How Steel in the Air Arrived on the Scene
During the five-year period from 1996-2001, the United States showed its sharpest increase in cell tower growth (30K cell sites in 1996 surged to 127K in 2001). The Telecom Act of 1996 resulted in an era that was remarkably similar to the Wild West – wireless carriers and cell tower companies embarked upon an aggressive nationwide race to claim as many cell site locations as they could. (The major dissimilarity between the Wild West and the Telecom Era was that during the latter period, the land acquired was not meant to be simply a means of sustenance, but in every way, was meant for profit). The demand for cell towers was high and the suppliers (the tower companies) had to struggle to keep up. For a while, chaos ensued, along with a lot of shady marketing and deceptive business practices. In an effort to stay ahead of the game, tower companies would imply that they had actually built towers on cell site locations before they were, in fact, constructed.
Wireless carriers would arrive at the site location, expecting to see a tower, yet no tower would exist. Tired of being misled by the tower companies, the wireless carriers soon began to ask, “Is there steel in the air?” If steel was indeed in the air, in other words, a cell tower was built and ready to go, then carriers were able to service the ever-growing demand of their customer base.
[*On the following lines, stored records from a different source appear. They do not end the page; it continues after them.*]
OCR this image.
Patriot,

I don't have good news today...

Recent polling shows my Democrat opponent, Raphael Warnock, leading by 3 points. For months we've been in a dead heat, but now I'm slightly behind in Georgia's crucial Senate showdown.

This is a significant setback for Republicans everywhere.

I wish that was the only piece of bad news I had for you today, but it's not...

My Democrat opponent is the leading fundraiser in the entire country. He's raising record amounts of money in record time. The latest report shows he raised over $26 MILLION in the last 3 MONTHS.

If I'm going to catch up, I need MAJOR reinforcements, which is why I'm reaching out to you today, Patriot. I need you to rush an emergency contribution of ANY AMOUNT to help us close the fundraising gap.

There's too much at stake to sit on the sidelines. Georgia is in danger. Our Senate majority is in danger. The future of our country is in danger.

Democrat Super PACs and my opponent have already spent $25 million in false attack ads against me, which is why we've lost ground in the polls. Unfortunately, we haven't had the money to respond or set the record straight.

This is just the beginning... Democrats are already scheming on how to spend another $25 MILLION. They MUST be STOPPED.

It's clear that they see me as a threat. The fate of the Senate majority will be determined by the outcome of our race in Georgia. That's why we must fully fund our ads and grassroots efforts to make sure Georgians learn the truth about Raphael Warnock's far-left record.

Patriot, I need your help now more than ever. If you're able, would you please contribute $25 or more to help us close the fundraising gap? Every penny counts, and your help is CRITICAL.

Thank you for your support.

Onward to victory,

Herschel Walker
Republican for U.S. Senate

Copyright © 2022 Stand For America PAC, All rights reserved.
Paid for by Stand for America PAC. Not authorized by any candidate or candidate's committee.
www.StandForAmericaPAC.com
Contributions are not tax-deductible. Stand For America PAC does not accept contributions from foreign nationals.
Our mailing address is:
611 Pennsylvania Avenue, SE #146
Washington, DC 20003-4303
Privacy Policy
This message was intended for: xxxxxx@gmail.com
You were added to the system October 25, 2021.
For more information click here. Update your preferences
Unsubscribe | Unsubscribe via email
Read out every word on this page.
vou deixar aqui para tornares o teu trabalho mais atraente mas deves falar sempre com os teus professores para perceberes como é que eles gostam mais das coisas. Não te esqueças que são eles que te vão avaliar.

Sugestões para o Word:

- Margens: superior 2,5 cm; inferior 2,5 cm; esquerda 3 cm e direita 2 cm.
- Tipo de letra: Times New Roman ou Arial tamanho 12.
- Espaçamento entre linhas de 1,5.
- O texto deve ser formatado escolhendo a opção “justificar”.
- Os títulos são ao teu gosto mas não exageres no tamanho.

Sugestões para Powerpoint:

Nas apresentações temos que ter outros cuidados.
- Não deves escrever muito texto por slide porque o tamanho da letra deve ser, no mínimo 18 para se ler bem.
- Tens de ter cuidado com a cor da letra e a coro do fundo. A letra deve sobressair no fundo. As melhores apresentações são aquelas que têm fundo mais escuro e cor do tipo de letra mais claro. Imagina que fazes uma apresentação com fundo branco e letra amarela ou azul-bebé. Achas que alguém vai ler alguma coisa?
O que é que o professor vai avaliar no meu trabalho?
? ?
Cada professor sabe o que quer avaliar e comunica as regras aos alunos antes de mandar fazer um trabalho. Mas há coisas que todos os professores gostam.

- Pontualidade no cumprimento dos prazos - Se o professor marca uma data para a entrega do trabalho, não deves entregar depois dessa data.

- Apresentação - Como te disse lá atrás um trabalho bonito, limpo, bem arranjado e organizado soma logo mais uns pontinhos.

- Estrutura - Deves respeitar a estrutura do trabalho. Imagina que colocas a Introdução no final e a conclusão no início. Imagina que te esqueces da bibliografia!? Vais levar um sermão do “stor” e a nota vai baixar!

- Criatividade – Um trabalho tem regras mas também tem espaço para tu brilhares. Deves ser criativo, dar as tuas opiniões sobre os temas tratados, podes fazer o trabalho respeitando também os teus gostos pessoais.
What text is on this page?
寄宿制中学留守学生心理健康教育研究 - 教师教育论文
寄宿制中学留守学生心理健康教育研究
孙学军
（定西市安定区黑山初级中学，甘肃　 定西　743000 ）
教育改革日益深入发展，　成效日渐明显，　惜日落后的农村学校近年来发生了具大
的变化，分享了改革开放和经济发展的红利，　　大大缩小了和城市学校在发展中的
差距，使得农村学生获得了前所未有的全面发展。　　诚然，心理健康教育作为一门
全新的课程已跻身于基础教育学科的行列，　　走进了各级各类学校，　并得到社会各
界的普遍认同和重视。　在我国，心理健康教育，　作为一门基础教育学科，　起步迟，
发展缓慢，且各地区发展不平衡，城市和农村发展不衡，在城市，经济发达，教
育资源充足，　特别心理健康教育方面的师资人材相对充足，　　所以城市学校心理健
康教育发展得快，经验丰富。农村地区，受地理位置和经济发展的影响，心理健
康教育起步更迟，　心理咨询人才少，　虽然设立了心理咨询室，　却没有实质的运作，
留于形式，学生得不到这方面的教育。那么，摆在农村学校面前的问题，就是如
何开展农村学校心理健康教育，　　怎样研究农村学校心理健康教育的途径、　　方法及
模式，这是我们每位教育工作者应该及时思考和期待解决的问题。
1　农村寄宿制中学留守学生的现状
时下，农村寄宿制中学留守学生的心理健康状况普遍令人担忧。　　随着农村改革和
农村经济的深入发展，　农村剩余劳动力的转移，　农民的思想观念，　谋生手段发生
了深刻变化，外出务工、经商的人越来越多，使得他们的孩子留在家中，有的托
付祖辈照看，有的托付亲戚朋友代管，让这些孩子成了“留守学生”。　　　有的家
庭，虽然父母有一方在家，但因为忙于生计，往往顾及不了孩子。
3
In 2004, after having provided site acquisition, zoning, and permitting services on behalf of Nextel, T-Mobile, and a number of tower companies (and learning everything there was to know about telecom leases and the industry players who served the market), Ken Schmidt noticed a unique niche that needed to be filled. Steel in the Air was created in 2004 with the explicit purpose of representing landowners who were involved in contracting with wireless carriers and/or cell tower companies to lease a parcel of their property for the purpose of developing cell sites. When thinking of a name for his company, Ken wanted it to express a dual meaning. “Steel in the Air” is industry slang for ‘a tower has been erected’ (as opposed to ‘a tower has been planned’) and also symbolizes the strength of community and economic empowerment available to individual property owners and municipalities.